At St Joseph’s Primary School in 1967 in North Goulburn, she became the first teacher who wasn’t a Sister of St Joseph. With 44 children in her first classroom, she began to see her pupils grow and develop and enjoy light bulb moments when a concept became clear or they mastered a new skill.
Over the years, she found her most rewarding moments with parents returning to their old school to enrol their children to give them the same opportunities they had received.
Unfortunately, not everyone thrived in later life.
“I remember my husband Russell being amazed to find me in tears over an ex-student being sent to jail and asking what it had to do with me. But you do remember them and want them to have happy lives,” she said.
Some people believe children cannot learn without constant visual stimulation, but Wendy doubts this. She says a child’s imagination should provide that stimulation, the same as when they read a book.
“They should get a picture of what is in that book; it shouldn’t be all there for them,” she said.
She found eight and nine-year-old third class children were the most prepared to learn.
“They have just come out of infants school and they don’t think they know everything as opposed to a fifth or sixth class child. And fifth and sixth class children are going through puberty.”
In 2001 she began as acting principal at Sacred Heart Primary, Taralga, with 33 students for the entire school.
“It was strange having such a small number of students, but the community support and involvement in the school was amazing,” she said.

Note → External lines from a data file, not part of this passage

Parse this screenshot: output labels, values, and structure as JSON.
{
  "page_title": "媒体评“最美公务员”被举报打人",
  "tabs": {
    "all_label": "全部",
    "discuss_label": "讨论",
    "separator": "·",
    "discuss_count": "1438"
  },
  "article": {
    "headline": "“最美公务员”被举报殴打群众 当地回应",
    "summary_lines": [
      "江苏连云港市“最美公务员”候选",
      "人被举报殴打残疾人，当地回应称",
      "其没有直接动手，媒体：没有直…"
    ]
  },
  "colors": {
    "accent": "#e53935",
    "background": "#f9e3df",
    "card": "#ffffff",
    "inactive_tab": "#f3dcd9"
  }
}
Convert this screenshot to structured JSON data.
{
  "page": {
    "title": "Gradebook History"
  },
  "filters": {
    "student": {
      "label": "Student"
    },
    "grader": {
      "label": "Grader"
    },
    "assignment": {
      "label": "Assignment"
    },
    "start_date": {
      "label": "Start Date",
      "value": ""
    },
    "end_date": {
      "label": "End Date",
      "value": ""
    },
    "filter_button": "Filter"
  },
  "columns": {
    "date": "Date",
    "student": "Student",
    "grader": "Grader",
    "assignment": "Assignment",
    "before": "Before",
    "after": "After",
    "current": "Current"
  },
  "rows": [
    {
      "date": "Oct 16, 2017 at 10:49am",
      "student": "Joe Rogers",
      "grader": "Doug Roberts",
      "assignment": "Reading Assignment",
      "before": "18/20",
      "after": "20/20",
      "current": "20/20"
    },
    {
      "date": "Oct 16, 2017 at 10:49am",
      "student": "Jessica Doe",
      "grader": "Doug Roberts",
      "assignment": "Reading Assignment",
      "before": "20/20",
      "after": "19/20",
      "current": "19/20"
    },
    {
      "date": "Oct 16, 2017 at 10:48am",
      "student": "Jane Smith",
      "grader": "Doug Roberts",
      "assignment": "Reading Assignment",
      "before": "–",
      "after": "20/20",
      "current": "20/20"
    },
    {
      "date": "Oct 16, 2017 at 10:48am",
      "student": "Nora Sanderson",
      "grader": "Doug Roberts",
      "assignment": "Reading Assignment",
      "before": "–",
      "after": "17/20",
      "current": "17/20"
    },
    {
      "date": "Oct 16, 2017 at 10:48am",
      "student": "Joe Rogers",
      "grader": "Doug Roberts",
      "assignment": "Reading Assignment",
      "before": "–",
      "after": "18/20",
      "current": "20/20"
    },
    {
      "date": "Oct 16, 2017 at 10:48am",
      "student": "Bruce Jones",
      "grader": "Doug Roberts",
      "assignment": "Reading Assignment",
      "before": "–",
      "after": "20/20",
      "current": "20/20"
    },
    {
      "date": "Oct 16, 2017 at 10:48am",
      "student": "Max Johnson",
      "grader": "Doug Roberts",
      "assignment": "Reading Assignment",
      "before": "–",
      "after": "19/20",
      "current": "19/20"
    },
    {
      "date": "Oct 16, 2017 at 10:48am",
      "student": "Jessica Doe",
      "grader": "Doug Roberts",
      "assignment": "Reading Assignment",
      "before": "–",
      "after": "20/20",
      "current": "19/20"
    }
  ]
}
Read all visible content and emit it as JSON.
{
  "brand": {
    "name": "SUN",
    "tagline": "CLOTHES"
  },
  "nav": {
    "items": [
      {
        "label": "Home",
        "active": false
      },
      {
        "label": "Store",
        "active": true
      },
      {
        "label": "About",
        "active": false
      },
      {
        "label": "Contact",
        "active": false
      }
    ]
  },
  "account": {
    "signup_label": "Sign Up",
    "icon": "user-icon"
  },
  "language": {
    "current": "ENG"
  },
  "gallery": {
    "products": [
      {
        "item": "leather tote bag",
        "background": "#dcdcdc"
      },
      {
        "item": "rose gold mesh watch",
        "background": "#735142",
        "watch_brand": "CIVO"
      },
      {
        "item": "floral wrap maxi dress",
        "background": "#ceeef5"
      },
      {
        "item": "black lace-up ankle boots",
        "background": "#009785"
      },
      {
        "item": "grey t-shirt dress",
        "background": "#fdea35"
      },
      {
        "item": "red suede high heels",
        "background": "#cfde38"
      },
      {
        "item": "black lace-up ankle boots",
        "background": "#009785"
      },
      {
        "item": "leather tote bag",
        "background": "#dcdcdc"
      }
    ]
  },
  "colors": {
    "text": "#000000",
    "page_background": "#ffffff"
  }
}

She joined Goulburn Evening VIEW Club (Voice, Interests and Education of Women) in 1998 and, as well as enjoying the social contact with other like-minded women, found herself back in the classroom, helping Learning for Life children complete their homework.
A Smith Family initiative, Learning for Life aims to break the poverty cycles through education. Children in need are sponsored through to the tertiary level, receiving uniforms, books, stationery and other educational opportunities.
“Education has always been an important part of my life, and I am very grateful for the opportunities it has opened up for me. Hopefully, now, through supporting the Learning for Life program, I am helping others to achieve their dreams,” she said.